Press photoThe sixth Silk Way rally, a prestigious international marathon race, set off from Moscow’s Red Square on July 8. The world’s leading rally drivers are taking part in it.
Among the headliners of the Moscow-Beijing rally are Russian trucks from the KAMAZ-Master team, which has for many years vowed the audiences with its skill at the Dakar rally. Just before the Silk Way rally, the team presented its new hooded truck (previously KAMAZ trucks did not have a hood – RBTH), which – according to KAMAZ engineers – holds the key to future rally success for Russia.
The new KAMAZ model will be easily recognizable due to its unusual color. Instead of the usual bright-blue hues that gave the team its nickname “Blue Armada,” the new truck is dressed in a monochrome black “tuxedo.”
Engineers are planning to give the new KAMAZ the team’s traditional colors by the time of the Dakar rally in January, once its tests have been successfully completed. The new truck will have its first test run at the Silk Road rally: The man at its helm is the Dakar-2013 champion, Eduard Nikolayev.
Although comfort (in the traditional meaning of the word) at a rally is a relative concept, all teams are trying to make their vehicles as comfortable for the crews as possible. Exhausted drivers cannot be expected to set new world records.
Press photo
The new KAMAZ truck is expected to perform a true revolution as far as comfort is concerned. In the usual KAMAZ, the seats of the driver and the navigator are situated right above the wheels, making all the defects of the road easily felt and increasing the risk of spinal injury. In the hooded version, the cabin has been moved to the middle of the wheel base, considerably easing vertical loads and blows.

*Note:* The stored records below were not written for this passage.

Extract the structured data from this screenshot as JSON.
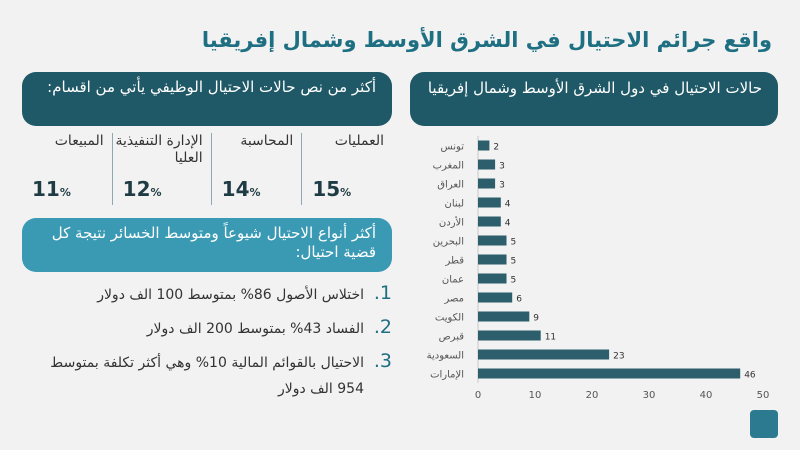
{
  "title": "واقع جرائم الاحتيال في الشرق الأوسط وشمال إفريقيا",
  "chart_panel": {
    "heading": "حالات الاحتيال في دول الشرق الأوسط وشمال إفريقيا"
  },
  "departments": {
    "heading": "أكثر من نص حالات الاحتيال الوظيفي يأتي من اقسام:",
    "items": [
      {
        "label": "العمليات",
        "value": "15",
        "unit": "%"
      },
      {
        "label": "المحاسبة",
        "value": "14",
        "unit": "%"
      },
      {
        "label": "الإدارة التنفيذية العليا",
        "value": "12",
        "unit": "%"
      },
      {
        "label": "المبيعات",
        "value": "11",
        "unit": "%"
      }
    ]
  },
  "fraud_types": {
    "heading": "أكثر أنواع الاحتيال شيوعاً ومتوسط الخسائر نتيجة كل قضية احتيال:",
    "items": [
      {
        "num": "1.",
        "text": "اختلاس الأصول 86% بمتوسط 100 الف دولار"
      },
      {
        "num": "2.",
        "text": "الفساد 43% بمتوسط 200 الف دولار"
      },
      {
        "num": "3.",
        "text": "الاحتيال بالقوائم المالية 10% وهي أكثر تكلفة بمتوسط 954 الف دولار"
      }
    ]
  },
  "chart_data": {
    "type": "bar",
    "orientation": "horizontal",
    "categories": [
      "تونس",
      "المغرب",
      "العراق",
      "لبنان",
      "الأردن",
      "البحرين",
      "قطر",
      "عمان",
      "مصر",
      "الكويت",
      "قبرص",
      "السعودية",
      "الإمارات"
    ],
    "values": [
      2,
      3,
      3,
      4,
      4,
      5,
      5,
      5,
      6,
      9,
      11,
      23,
      46
    ],
    "xlim": [
      0,
      50
    ],
    "xticks": [
      "0",
      "10",
      "20",
      "30",
      "40",
      "50"
    ],
    "bar_color": "#2c5e6c",
    "gridlines": false
  }
}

Having said that, Dakar champion Nikolayev still maintains that he will make the truck perform at the maximum of its capabilities: “We shall be driving as fast as necessary to experience the usual pressures,” he told RBTH.

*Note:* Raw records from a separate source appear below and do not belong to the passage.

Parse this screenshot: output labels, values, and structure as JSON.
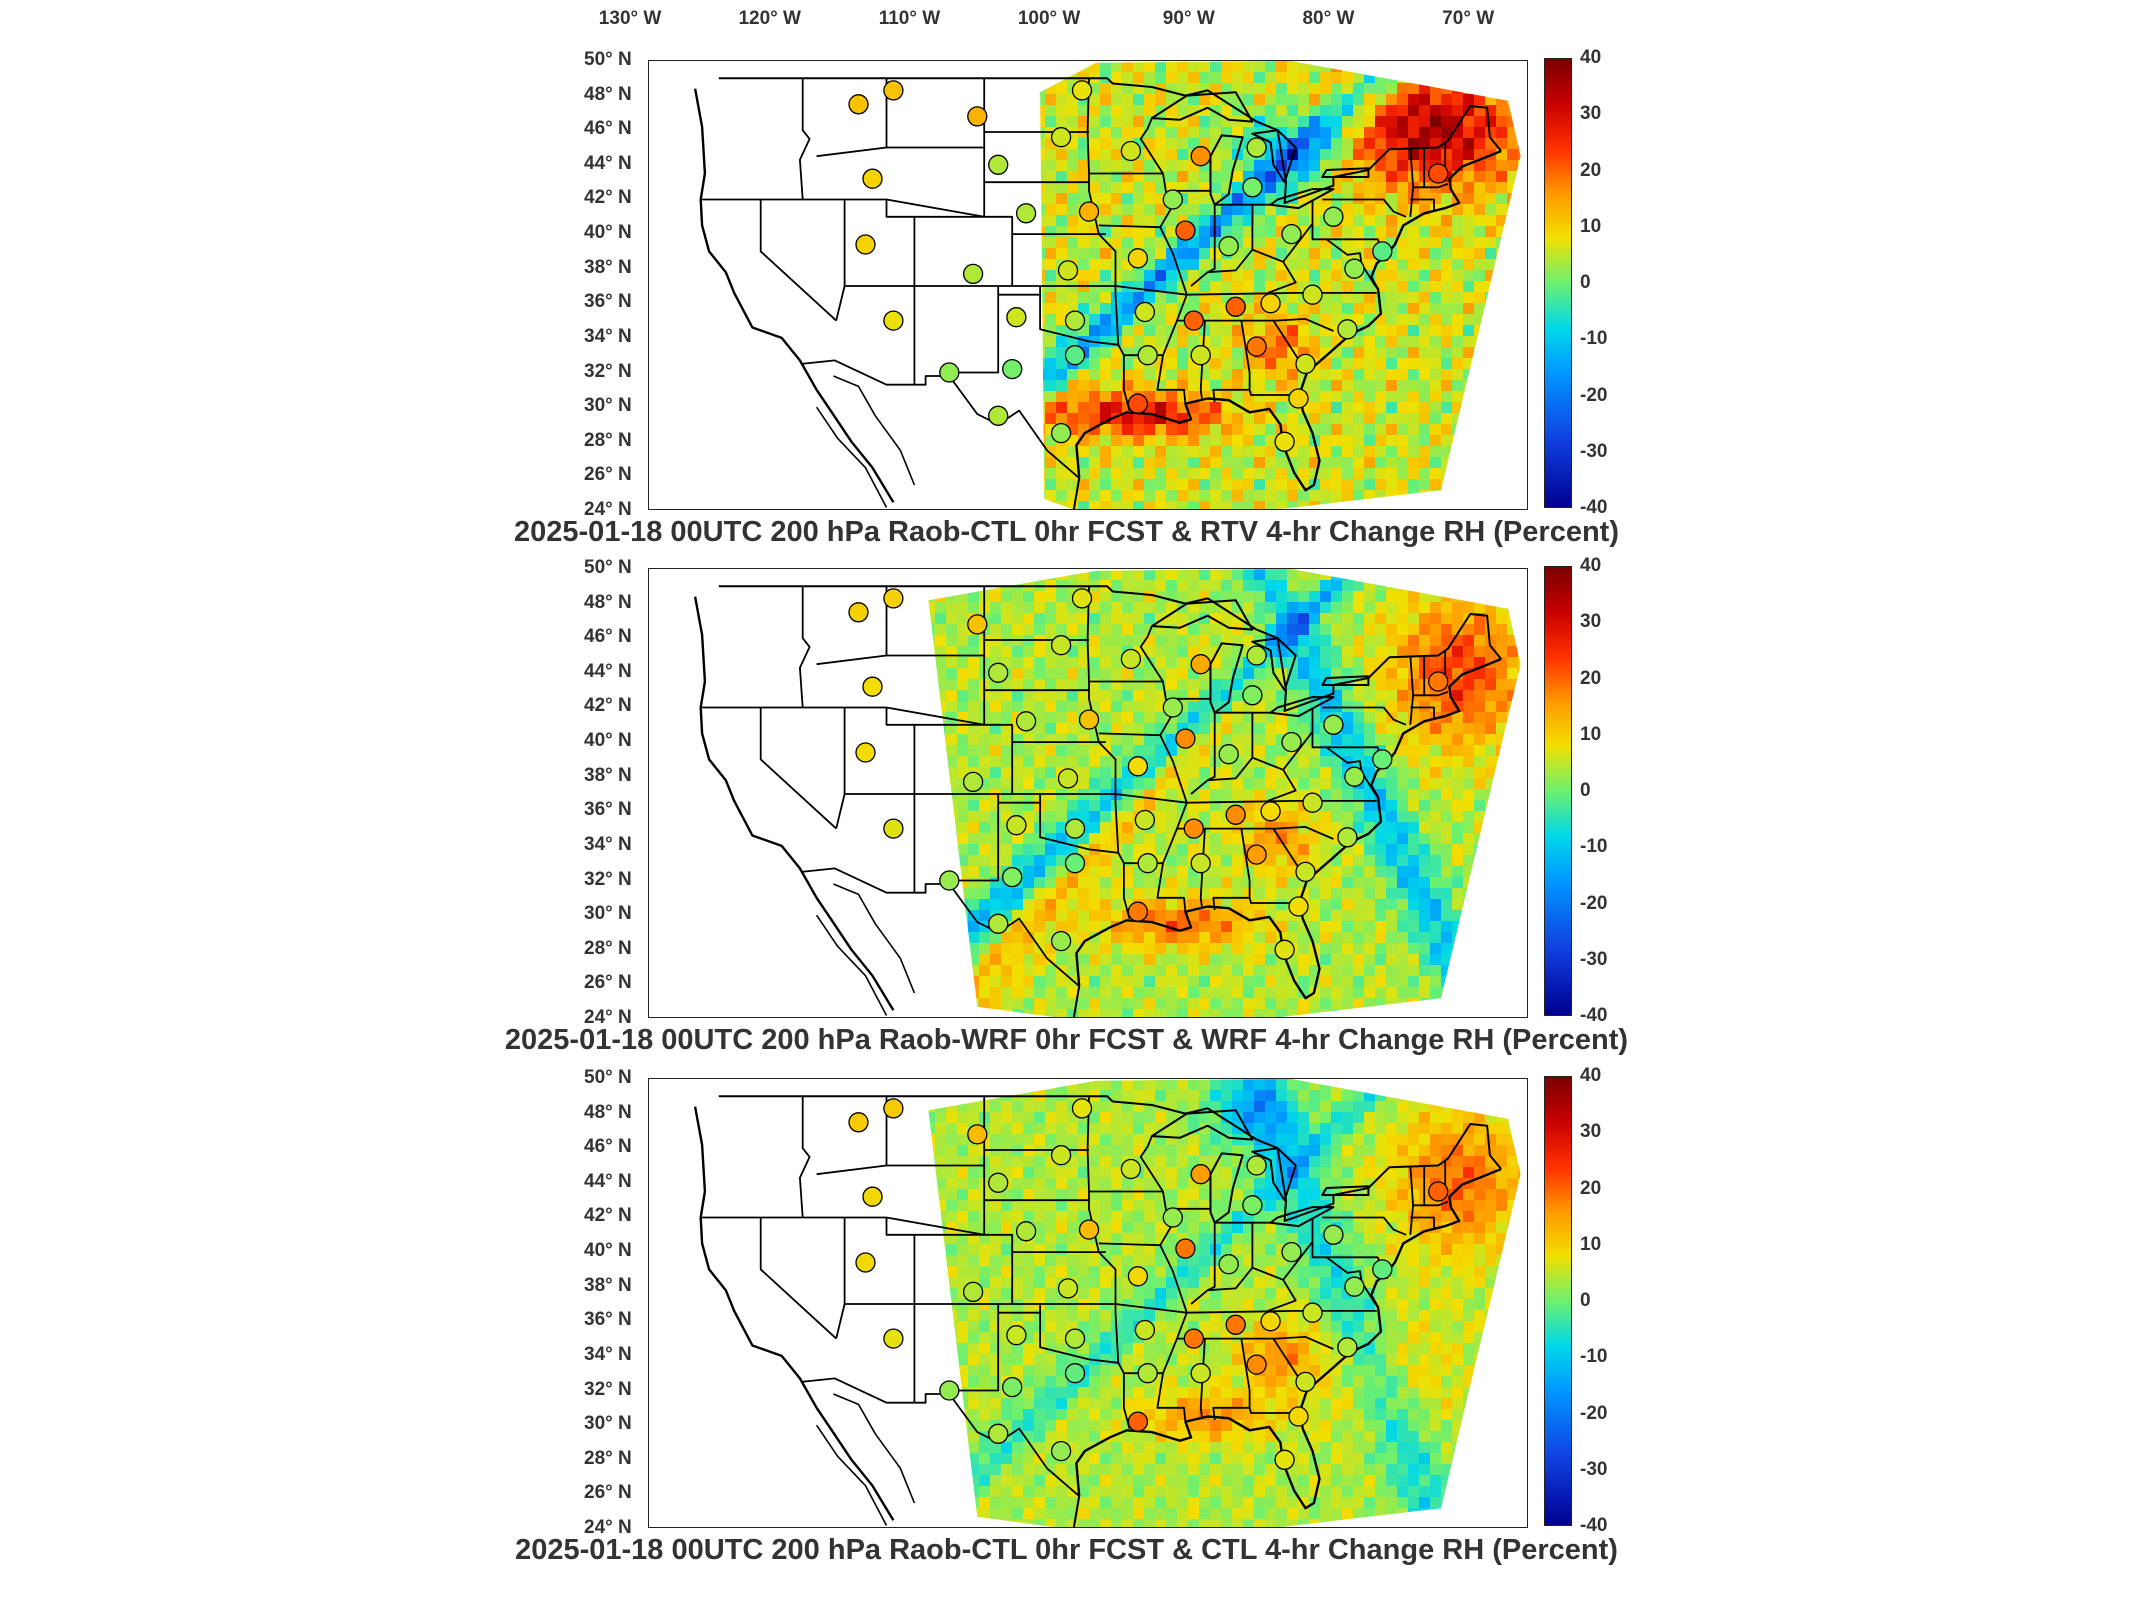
{
  "lon_labels": [
    "130° W",
    "120° W",
    "110° W",
    "100° W",
    "90° W",
    "80° W",
    "70° W"
  ],
  "lat_labels": [
    "50° N",
    "48° N",
    "46° N",
    "44° N",
    "42° N",
    "40° N",
    "38° N",
    "36° N",
    "34° N",
    "32° N",
    "30° N",
    "28° N",
    "26° N",
    "24° N"
  ],
  "colorbar": {
    "ticks": [
      "40",
      "30",
      "20",
      "10",
      "0",
      "-10",
      "-20",
      "-30",
      "-40"
    ],
    "range": [
      -40,
      40
    ],
    "colors": [
      "#7a0000",
      "#c80000",
      "#ff3000",
      "#ff9800",
      "#f2e000",
      "#6cf070",
      "#00d8e8",
      "#0098ff",
      "#1040e0",
      "#000090"
    ]
  },
  "panels": [
    {
      "title": "2025-01-18 00UTC 200 hPa Raob-CTL 0hr FCST & RTV 4-hr Change RH (Percent)",
      "domain_lon_west": -100,
      "style": "rtv"
    },
    {
      "title": "2025-01-18 00UTC 200 hPa Raob-WRF 0hr FCST & WRF 4-hr Change RH (Percent)",
      "domain_lon_west": -108,
      "style": "wrf"
    },
    {
      "title": "2025-01-18 00UTC 200 hPa Raob-CTL 0hr FCST & CTL 4-hr Change RH (Percent)",
      "domain_lon_west": -108,
      "style": "ctl"
    }
  ],
  "stations": [
    {
      "lon": -113.0,
      "lat": 47.5,
      "v": 8
    },
    {
      "lon": -110.5,
      "lat": 48.3,
      "v": 8
    },
    {
      "lon": -104.5,
      "lat": 46.8,
      "v": 10
    },
    {
      "lon": -97.0,
      "lat": 48.3,
      "v": 4
    },
    {
      "lon": -112.0,
      "lat": 43.2,
      "v": 6
    },
    {
      "lon": -103.0,
      "lat": 44.0,
      "v": 0
    },
    {
      "lon": -98.5,
      "lat": 45.6,
      "v": 2
    },
    {
      "lon": -93.5,
      "lat": 44.8,
      "v": 2
    },
    {
      "lon": -88.5,
      "lat": 44.5,
      "v": 14
    },
    {
      "lon": -84.5,
      "lat": 45.0,
      "v": 0
    },
    {
      "lon": -90.5,
      "lat": 42.0,
      "v": -2
    },
    {
      "lon": -89.6,
      "lat": 40.2,
      "v": 18
    },
    {
      "lon": -96.5,
      "lat": 41.3,
      "v": 10
    },
    {
      "lon": -101.0,
      "lat": 41.2,
      "v": 0
    },
    {
      "lon": -112.5,
      "lat": 39.4,
      "v": 6
    },
    {
      "lon": -104.8,
      "lat": 37.7,
      "v": 0
    },
    {
      "lon": -98.0,
      "lat": 37.9,
      "v": 2
    },
    {
      "lon": -93.0,
      "lat": 38.6,
      "v": 6
    },
    {
      "lon": -84.8,
      "lat": 42.7,
      "v": -4
    },
    {
      "lon": -86.5,
      "lat": 39.3,
      "v": -2
    },
    {
      "lon": -82.0,
      "lat": 40.0,
      "v": -2
    },
    {
      "lon": -79.0,
      "lat": 41.0,
      "v": -2
    },
    {
      "lon": -75.5,
      "lat": 39.0,
      "v": -6
    },
    {
      "lon": -77.5,
      "lat": 38.0,
      "v": -2
    },
    {
      "lon": -80.5,
      "lat": 36.5,
      "v": 2
    },
    {
      "lon": -83.5,
      "lat": 36.0,
      "v": 6
    },
    {
      "lon": -89.0,
      "lat": 35.0,
      "v": 18
    },
    {
      "lon": -92.5,
      "lat": 35.5,
      "v": 2
    },
    {
      "lon": -97.5,
      "lat": 35.0,
      "v": 0
    },
    {
      "lon": -101.7,
      "lat": 35.2,
      "v": 2
    },
    {
      "lon": -110.5,
      "lat": 35.0,
      "v": 4
    },
    {
      "lon": -106.5,
      "lat": 32.0,
      "v": -2
    },
    {
      "lon": -102.0,
      "lat": 32.2,
      "v": -4
    },
    {
      "lon": -97.5,
      "lat": 33.0,
      "v": -6
    },
    {
      "lon": -92.3,
      "lat": 33.0,
      "v": 0
    },
    {
      "lon": -88.5,
      "lat": 33.0,
      "v": 2
    },
    {
      "lon": -84.5,
      "lat": 33.5,
      "v": 16
    },
    {
      "lon": -81.0,
      "lat": 32.5,
      "v": 2
    },
    {
      "lon": -78.0,
      "lat": 34.5,
      "v": 0
    },
    {
      "lon": -81.5,
      "lat": 30.5,
      "v": 6
    },
    {
      "lon": -93.0,
      "lat": 30.2,
      "v": 20
    },
    {
      "lon": -98.5,
      "lat": 28.5,
      "v": -2
    },
    {
      "lon": -82.5,
      "lat": 28.0,
      "v": 4
    },
    {
      "lon": -103.0,
      "lat": 29.5,
      "v": 0
    },
    {
      "lon": -86.0,
      "lat": 35.8,
      "v": 18
    },
    {
      "lon": -71.5,
      "lat": 43.5,
      "v": 20
    }
  ]
}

One peculiar feature of the new truck is the symmetrical distribution of weight, i.e. equal load distribution between the front and the back axles. This is a huge advantage for a truck. Thanks to this balance, the vehicle can make a smooth landing after a jump from a springboard and have better maneuverability in the sand.
However, by the time of the Dakar rally, KAMAZ engineers will have to give up this new feature: When the new model was already ready, new rules for the Dakar rally were introduced banning symmetrical weight distribution. So by January engineers will change everything and ease the load on the back axle at the expense of the front one, the team’s technical director Vladimir Guba told RBTH.

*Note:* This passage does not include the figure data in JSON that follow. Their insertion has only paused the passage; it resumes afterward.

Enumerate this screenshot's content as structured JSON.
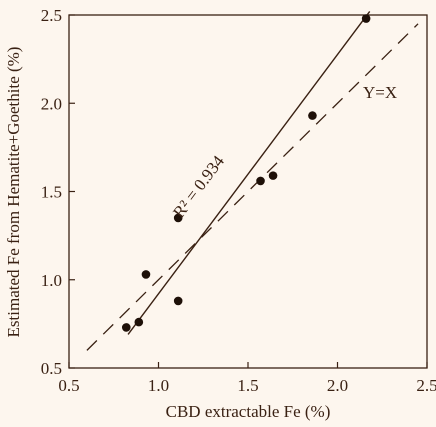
{
  "chart_data": {
    "type": "scatter",
    "xlabel": "CBD extractable Fe (%)",
    "ylabel": "Estimated Fe from Hematite+Goethite (%)",
    "xlim": [
      0.5,
      2.5
    ],
    "ylim": [
      0.5,
      2.5
    ],
    "xticks": [
      "0.5",
      "1.0",
      "1.5",
      "2.0",
      "2.5"
    ],
    "yticks": [
      "0.5",
      "1.0",
      "1.5",
      "2.0",
      "2.5"
    ],
    "grid": false,
    "points": [
      {
        "x": 0.82,
        "y": 0.73
      },
      {
        "x": 0.89,
        "y": 0.76
      },
      {
        "x": 0.93,
        "y": 1.03
      },
      {
        "x": 1.11,
        "y": 0.88
      },
      {
        "x": 1.11,
        "y": 1.35
      },
      {
        "x": 1.57,
        "y": 1.56
      },
      {
        "x": 1.64,
        "y": 1.59
      },
      {
        "x": 1.86,
        "y": 1.93
      },
      {
        "x": 2.16,
        "y": 2.48
      }
    ],
    "regression_line": {
      "style": "solid",
      "label": "R² = 0.934",
      "x": [
        0.83,
        2.18
      ],
      "y": [
        0.69,
        2.52
      ]
    },
    "identity_line": {
      "style": "dashed",
      "label": "Y=X",
      "x": [
        0.6,
        2.45
      ],
      "y": [
        0.6,
        2.45
      ]
    },
    "colors": {
      "ink": "#3a2113",
      "background": "#fdf6ee"
    }
  }
}
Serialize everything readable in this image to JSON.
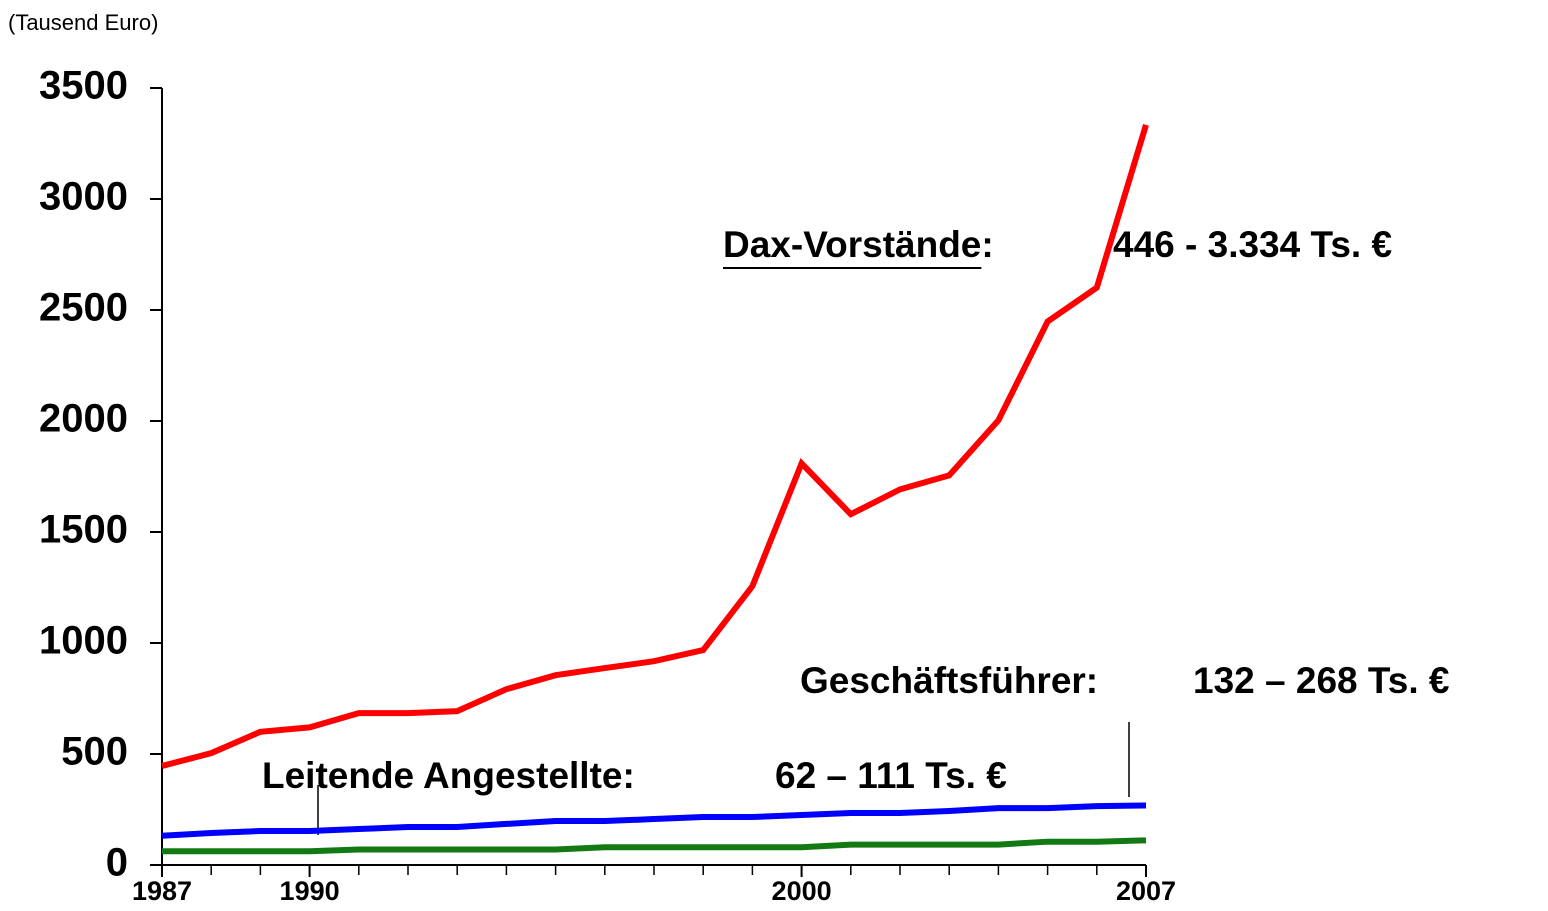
{
  "chart_data": {
    "type": "line",
    "subtitle": "(Tausend Euro)",
    "x": [
      1987,
      1988,
      1989,
      1990,
      1991,
      1992,
      1993,
      1994,
      1995,
      1996,
      1997,
      1998,
      1999,
      2000,
      2001,
      2002,
      2003,
      2004,
      2005,
      2006,
      2007
    ],
    "series": [
      {
        "name": "Dax-Vorstände:",
        "label": "446 - 3.334 Ts. €",
        "color": "#ff0000",
        "values": [
          446,
          504,
          600,
          620,
          684,
          684,
          693,
          792,
          855,
          887,
          918,
          968,
          1256,
          1809,
          1580,
          1692,
          1755,
          2003,
          2448,
          2601,
          3334
        ]
      },
      {
        "name": "Geschäftsführer:",
        "label": "132 – 268 Ts. €",
        "color": "#0000ff",
        "values": [
          132,
          144,
          153,
          153,
          162,
          171,
          171,
          185,
          198,
          198,
          207,
          216,
          216,
          225,
          234,
          234,
          243,
          256,
          256,
          265,
          268
        ]
      },
      {
        "name": "Leitende Angestellte:",
        "label": "62 – 111 Ts. €",
        "color": "#137a13",
        "values": [
          62,
          62,
          62,
          62,
          70,
          70,
          70,
          70,
          70,
          80,
          80,
          80,
          80,
          80,
          92,
          92,
          92,
          92,
          105,
          105,
          111
        ]
      }
    ],
    "xlim": [
      1987,
      2007
    ],
    "xticks": [
      1987,
      1990,
      2000,
      2007
    ],
    "ylim": [
      0,
      3500
    ],
    "yticks": [
      0,
      500,
      1000,
      1500,
      2000,
      2500,
      3000,
      3500
    ],
    "grid": false
  }
}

The first tests have shown that the hooded configuration makes it possible to better control the vehicle’s behavior in featureless terrain. The new truck has shown spectacular results off-road, on so-called road-test stretches of the route, where spatial orientation becomes particularly important.
At the same time, the hooded version of the truck does not ensure good vision in dunes. Having said that, the team’s manager Sergei Savostin told RBTH that no vehicle in the world can provide good visibility in a desert: When a truck mounts a dune, all that the driver can see – irrespective of whether it is a hooded truck or not – is the sky.
“It is then that the side window really helps,” explained Savostin. “Only then can the driver understand when to slow down in order not to roll down the dune head-first.”